Poor safety regulation at the time meant that the Titanic was still seen as suitably prepared for disaster. The incident in question, then, stared on April 10th, 1912, when the Titanic arrived at Cherbourg, France and Queenstown, Ireland. At this point, it began to move the journey back to the USA, to New York. On the 14th April, though, the ship ran into an iceberg at around 11:40PM. With five of the sixteen watertight compartments soon buckling, the ship was one compartment over what it could actually handle. By 2:20AM, the ship was in ruins – many women and children were put onto boards, with the “women and children first” protocol for lifeboats put into action. Around two hours after the sinking took place, the RMS Carpathia arrived, and was capable of taking around 705 survivors onboard.

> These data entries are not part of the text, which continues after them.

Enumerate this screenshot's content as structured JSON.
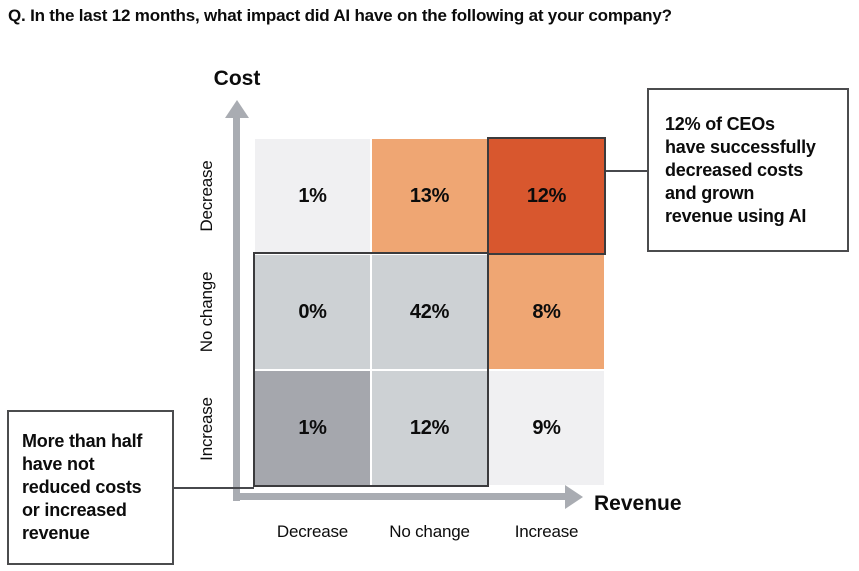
{
  "title": "Q. In the last 12 months, what impact did AI have on the following at your company?",
  "chart_data": {
    "type": "heatmap",
    "title": "Q. In the last 12 months, what impact did AI have on the following at your company?",
    "x_axis": {
      "label": "Revenue",
      "categories": [
        "Decrease",
        "No change",
        "Increase"
      ]
    },
    "y_axis": {
      "label": "Cost",
      "categories": [
        "Decrease",
        "No change",
        "Increase"
      ]
    },
    "values_percent": [
      [
        1,
        13,
        12
      ],
      [
        0,
        42,
        8
      ],
      [
        1,
        12,
        9
      ]
    ],
    "cells": [
      {
        "cost": "Decrease",
        "revenue": "Decrease",
        "label": "1%",
        "value": 1,
        "color": "#f0f0f2"
      },
      {
        "cost": "Decrease",
        "revenue": "No change",
        "label": "13%",
        "value": 13,
        "color": "#efa673"
      },
      {
        "cost": "Decrease",
        "revenue": "Increase",
        "label": "12%",
        "value": 12,
        "color": "#d8572e"
      },
      {
        "cost": "No change",
        "revenue": "Decrease",
        "label": "0%",
        "value": 0,
        "color": "#cdd1d4"
      },
      {
        "cost": "No change",
        "revenue": "No change",
        "label": "42%",
        "value": 42,
        "color": "#cdd1d4"
      },
      {
        "cost": "No change",
        "revenue": "Increase",
        "label": "8%",
        "value": 8,
        "color": "#efa673"
      },
      {
        "cost": "Increase",
        "revenue": "Decrease",
        "label": "1%",
        "value": 1,
        "color": "#a5a7ad"
      },
      {
        "cost": "Increase",
        "revenue": "No change",
        "label": "12%",
        "value": 12,
        "color": "#cdd1d4"
      },
      {
        "cost": "Increase",
        "revenue": "Increase",
        "label": "9%",
        "value": 9,
        "color": "#f0f0f2"
      }
    ],
    "annotations": {
      "right_callout": "12% of CEOs\nhave successfully\ndecreased costs\nand grown\nrevenue using AI",
      "left_callout": "More than half\nhave not\nreduced costs\nor increased\nrevenue"
    },
    "colors": {
      "highlight_orange": "#d8572e",
      "light_orange": "#efa673",
      "light_gray": "#f0f0f2",
      "medium_gray": "#cdd1d4",
      "dark_gray": "#a5a7ad",
      "axis_gray": "#a9acb2",
      "outline_dark": "#3b3b3d"
    },
    "legend": "none",
    "grid": "off"
  }
}
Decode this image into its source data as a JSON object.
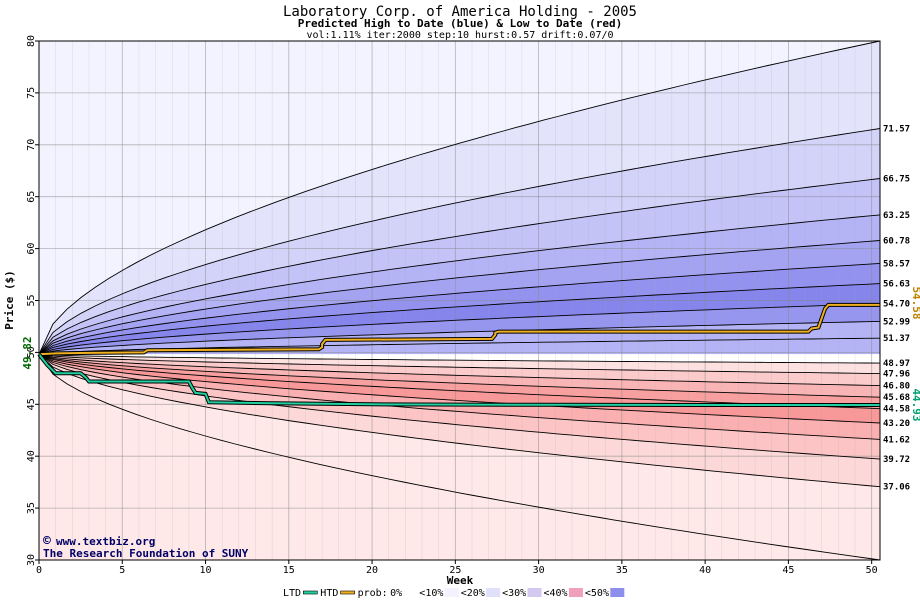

At the time of breaking apart, though, the ship contained well over 1,000 people. The ships destruction was a major blow to a thriving industry, but it brought about massive changes by the British and American governments with regards to maritime safety. It also led to innovations in wireless communication, which would, in the future, save many more lives. The Titanic itself was wrecked and was never found again until 1985 during a routine United States military mission. Split in two, the ship is presently in a process of gradual disintegration as it sits at around 3,784m underwater. However, many artefacts and items have been recovered from the ship, with many museums around the world storing these instead of the ship itself. The crushing nature of the story made sure that the Titanic became a major part of popular culture. Countless books, songs, movies and memorials have been created for what is the second largest ocean liner to ever sink. Only the HMHS Britannic can beat it – though the Titanic was in actual active service at the time of its sinking. last survivor of the ship, Millvina Dean, who was just two-months old at the time, died in 2009, aged 97. It’s unlikely that the RMS Titanic will ever be lifted or recovered from its tragic resting place.

Today, it serves as a reminder that even the strongest, most secure and most expensive vessels can be vulnerable.